CAIT O’MAHONY’S STORY
‘I live a day at a time. I try and go out and do something every day’
Stephen Higgins says he would like to see more GPs trained in palliative care and more people referred to the hospice earlier. Cait O’Mahony, a day patient, is 64 and not in imminent danger of dying, but she has motor-neuron disease.
She has a Donegal accent despite 40 years living in Inchicore, in Dublin. She uses an electric wheelchair. She laughs a lot. In May 2015, as head chef with the Oblate fathers, she was finding it increasingly difficult to lift the saucepans. “I thought I was just getting old,” she says.
She was sent to a neurologist, and it was eventually found that she had the disease. What was it like to get that news?
“Oh.” She tries to find the words. “I thought my world had ended. I couldn’t see a future. I really and truly was devastated . . . I remember, when I was a young girl, David Niven died from motor neuron. It always stayed with me. When he told me I thought of David Niven. And then there was shock and the feeling that my life has ended. But, you know, it doesn’t end.”
She and her husband were planning a holiday in Spain. The doctor suggested they go anyway. “ ‘Go off and enjoy yourself.’ ” She laughs. “At that time my symptoms were minimal apart from my hand. So we went off.”
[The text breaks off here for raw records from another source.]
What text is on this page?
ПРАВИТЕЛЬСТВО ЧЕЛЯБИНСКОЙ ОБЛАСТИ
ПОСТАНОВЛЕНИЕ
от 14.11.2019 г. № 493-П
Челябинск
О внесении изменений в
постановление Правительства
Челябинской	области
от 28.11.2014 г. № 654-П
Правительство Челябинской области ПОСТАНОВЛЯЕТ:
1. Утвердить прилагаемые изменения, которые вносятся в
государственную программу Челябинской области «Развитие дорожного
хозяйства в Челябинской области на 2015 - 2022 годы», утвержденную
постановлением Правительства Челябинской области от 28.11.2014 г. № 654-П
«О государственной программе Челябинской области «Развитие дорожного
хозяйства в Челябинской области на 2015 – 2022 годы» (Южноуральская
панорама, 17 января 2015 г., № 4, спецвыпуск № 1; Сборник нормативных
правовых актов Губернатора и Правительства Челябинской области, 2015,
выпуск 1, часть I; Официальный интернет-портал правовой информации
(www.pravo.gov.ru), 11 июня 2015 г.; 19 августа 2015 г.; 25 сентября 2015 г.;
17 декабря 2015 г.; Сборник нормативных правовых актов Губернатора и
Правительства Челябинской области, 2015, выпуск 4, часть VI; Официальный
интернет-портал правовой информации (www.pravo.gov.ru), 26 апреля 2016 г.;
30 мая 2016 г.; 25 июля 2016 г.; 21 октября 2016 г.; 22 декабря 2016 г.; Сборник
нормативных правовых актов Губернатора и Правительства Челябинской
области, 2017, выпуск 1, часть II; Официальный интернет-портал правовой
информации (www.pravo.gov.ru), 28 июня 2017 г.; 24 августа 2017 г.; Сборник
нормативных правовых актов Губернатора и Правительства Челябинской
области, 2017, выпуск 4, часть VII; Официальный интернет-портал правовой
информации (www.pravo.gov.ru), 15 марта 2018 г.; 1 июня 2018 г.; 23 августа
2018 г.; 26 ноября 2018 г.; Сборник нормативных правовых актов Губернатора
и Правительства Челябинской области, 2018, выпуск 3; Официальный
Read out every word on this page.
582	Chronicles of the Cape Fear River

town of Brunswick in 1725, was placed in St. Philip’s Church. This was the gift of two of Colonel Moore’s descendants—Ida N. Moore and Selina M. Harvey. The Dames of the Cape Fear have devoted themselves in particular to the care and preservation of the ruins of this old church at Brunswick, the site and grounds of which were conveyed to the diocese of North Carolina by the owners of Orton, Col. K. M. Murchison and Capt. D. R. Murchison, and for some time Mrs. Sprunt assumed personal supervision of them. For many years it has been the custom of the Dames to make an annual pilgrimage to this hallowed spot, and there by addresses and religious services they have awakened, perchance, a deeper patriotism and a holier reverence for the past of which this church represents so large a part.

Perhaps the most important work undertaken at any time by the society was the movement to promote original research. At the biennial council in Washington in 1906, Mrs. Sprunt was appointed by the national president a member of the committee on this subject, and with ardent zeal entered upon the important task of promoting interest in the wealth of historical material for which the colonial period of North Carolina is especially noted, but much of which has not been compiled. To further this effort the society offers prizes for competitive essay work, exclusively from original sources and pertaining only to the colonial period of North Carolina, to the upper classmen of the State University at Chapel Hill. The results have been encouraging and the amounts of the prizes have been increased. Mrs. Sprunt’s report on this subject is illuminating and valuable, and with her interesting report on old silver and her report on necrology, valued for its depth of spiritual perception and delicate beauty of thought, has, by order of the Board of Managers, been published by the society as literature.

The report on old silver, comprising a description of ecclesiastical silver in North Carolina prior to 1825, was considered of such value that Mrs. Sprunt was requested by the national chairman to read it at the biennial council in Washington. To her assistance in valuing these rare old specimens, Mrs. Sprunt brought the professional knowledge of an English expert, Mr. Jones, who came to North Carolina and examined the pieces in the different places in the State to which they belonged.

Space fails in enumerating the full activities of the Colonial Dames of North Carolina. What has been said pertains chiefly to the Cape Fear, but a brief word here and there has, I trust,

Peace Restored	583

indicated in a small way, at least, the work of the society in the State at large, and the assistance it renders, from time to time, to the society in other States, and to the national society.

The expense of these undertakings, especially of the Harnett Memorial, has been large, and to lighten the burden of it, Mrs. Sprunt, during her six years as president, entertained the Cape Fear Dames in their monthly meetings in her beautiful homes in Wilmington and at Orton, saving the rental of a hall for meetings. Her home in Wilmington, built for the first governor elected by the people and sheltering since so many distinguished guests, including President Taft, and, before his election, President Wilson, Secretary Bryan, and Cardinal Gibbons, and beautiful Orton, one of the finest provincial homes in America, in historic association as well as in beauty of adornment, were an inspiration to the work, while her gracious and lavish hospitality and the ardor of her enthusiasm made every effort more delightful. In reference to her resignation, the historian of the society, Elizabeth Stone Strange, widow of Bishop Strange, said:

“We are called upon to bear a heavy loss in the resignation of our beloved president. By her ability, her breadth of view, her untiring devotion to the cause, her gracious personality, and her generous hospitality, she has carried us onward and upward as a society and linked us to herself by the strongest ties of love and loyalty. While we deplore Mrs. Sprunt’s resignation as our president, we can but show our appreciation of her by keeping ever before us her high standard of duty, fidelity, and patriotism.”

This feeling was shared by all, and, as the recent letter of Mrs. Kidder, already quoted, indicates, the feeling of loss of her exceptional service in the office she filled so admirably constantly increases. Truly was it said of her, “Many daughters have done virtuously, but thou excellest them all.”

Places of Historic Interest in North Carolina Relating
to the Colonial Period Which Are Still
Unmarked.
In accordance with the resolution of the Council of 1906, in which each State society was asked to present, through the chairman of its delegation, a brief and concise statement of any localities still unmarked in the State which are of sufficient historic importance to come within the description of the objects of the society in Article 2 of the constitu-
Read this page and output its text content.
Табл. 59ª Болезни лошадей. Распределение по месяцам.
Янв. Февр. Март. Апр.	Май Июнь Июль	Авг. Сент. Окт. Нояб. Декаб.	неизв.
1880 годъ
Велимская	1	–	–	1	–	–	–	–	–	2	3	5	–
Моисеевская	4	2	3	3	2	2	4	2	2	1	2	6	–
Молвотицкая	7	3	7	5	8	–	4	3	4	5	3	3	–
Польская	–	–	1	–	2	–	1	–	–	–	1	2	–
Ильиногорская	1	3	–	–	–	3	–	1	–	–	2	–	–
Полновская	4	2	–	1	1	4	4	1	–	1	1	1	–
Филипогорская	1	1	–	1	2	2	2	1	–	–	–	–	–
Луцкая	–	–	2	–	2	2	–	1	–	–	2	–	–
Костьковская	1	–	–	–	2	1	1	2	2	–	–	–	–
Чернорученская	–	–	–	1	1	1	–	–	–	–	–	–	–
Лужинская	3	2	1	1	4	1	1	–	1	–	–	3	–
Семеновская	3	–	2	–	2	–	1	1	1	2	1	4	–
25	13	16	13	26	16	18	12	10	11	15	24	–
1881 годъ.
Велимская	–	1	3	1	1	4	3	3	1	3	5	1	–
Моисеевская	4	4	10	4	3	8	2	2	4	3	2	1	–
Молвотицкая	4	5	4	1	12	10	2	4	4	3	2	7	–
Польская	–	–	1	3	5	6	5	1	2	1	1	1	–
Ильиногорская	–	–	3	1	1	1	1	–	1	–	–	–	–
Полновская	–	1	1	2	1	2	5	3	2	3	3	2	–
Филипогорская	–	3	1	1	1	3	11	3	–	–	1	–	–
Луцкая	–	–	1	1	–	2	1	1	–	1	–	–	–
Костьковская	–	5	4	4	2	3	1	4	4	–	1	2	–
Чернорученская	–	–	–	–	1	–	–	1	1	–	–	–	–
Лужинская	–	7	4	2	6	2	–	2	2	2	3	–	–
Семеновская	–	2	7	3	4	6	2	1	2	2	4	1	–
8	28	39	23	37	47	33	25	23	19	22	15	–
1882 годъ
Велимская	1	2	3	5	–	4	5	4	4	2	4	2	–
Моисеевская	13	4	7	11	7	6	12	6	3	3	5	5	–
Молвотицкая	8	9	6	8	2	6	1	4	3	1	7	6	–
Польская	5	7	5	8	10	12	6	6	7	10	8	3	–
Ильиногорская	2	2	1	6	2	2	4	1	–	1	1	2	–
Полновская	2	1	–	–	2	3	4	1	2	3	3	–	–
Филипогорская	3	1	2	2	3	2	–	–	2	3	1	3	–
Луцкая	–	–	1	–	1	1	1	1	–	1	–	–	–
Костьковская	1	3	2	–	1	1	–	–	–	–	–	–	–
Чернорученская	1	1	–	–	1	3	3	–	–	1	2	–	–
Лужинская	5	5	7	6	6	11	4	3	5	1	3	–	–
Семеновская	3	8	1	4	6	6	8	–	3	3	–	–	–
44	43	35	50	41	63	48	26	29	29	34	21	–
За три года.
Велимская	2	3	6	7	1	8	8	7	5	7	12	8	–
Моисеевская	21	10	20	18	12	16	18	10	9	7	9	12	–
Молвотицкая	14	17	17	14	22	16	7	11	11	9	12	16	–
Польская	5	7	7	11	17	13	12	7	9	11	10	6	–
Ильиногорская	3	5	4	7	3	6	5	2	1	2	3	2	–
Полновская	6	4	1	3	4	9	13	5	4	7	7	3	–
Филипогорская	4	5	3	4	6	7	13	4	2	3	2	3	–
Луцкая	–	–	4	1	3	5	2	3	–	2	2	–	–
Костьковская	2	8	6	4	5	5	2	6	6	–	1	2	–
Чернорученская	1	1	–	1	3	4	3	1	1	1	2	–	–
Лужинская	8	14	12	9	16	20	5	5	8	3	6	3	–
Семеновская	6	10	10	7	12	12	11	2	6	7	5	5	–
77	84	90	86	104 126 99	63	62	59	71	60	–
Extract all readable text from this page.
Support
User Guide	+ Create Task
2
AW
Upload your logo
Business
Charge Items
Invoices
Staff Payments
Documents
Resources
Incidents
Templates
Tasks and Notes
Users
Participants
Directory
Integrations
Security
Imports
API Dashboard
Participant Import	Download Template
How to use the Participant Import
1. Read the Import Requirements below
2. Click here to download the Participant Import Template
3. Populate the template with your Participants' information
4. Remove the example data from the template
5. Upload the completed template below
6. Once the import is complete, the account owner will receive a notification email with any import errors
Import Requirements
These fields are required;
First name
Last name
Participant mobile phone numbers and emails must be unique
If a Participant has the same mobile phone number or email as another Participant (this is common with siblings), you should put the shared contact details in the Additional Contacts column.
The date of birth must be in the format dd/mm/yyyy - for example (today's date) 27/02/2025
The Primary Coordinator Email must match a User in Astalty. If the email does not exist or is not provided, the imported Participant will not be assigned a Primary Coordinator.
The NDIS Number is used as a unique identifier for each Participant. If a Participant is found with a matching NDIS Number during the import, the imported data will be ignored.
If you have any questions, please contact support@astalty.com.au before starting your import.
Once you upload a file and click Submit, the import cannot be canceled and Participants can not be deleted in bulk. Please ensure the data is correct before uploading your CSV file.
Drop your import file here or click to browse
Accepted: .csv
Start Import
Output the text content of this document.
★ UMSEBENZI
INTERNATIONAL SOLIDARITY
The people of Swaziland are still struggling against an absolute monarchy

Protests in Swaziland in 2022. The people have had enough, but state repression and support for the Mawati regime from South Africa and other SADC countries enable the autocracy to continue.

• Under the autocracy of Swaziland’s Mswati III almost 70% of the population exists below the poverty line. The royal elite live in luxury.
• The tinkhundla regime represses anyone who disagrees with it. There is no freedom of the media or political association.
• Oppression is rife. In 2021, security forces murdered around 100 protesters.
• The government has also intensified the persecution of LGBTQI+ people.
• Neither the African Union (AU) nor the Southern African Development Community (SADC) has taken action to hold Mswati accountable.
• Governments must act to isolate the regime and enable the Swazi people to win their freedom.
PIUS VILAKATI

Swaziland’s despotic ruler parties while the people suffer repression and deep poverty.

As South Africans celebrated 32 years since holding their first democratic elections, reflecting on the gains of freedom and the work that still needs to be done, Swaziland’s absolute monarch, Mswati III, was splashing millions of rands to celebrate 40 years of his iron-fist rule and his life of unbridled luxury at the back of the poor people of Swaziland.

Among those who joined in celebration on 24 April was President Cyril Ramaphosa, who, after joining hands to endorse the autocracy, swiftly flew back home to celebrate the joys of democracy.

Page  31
Reality really dawned a little later, when she was in Donegal on a walking trip and started having difficulty with her leg. Around this time she went to bed for two weeks and didn’t leave it. “And then work rang and said, ‘Cait, we need supplies!’ So I brushed myself down and went back to work.”
This summer she stopped working. “I was in the way. They were so kind, but they were just accommodating me.”
I point out that they probably needed her experience.
“Maybe they did,” she says and smiles.
That was when the doctor recommended she start coming to the hospice.
“My first reaction was, ‘Oh, no, not the hospice.’ But then I said, ‘Cait, grow up. Take things on board.’ ” She smiles. “I’m an optimist a lot of the time.”
So every Tuesday she sees a social worker, gets mindfulness classes, t’ai-chi classes, reflexology and a three-course lunch.
But, most importantly, she feels understood. Everyone here is on the same path, she says. “Everybody understands that you are going through a difficult time. The support is wonderful.”
They encouraged her to do things she would never have considered otherwise. “I’ve updated my will,” she says. “I’ve also filled in this book of all my wishes.”
What wishes? “Things I want when I die. My husband helped me. It wasn’t easy. But we had a laugh about it . . . I said I wanted to be cremated. I’ve had a pacemaker since after the birth of my second baby. My husband said, ‘You could blow up the crematorium!’ ”
And now that she has those things done she’s living her life. Her daughter is getting married soon. She’s treasurer of the variety group in Inchicore.
“I live a day at a time. I try and go out and do something every day. Yesterday we went to town and did Christmas shopping . . . On Saturday we want to the theatre . . . On Sunday we went to a hotel with my two daughters and their partners.”
Sometimes she wishes she could live her life backwards. “But you know that there’s nothing can be done except live each day for what you get from it.”
If she needs end-of-life care she would like to come to the hospice. “And I’ll have my funeral with the Oblate fathers in Inchicore, because I know the whole community there, and I love them, and vice versa. And then I want to be cremated.” She laughs. “And I hope I don’t blow up.”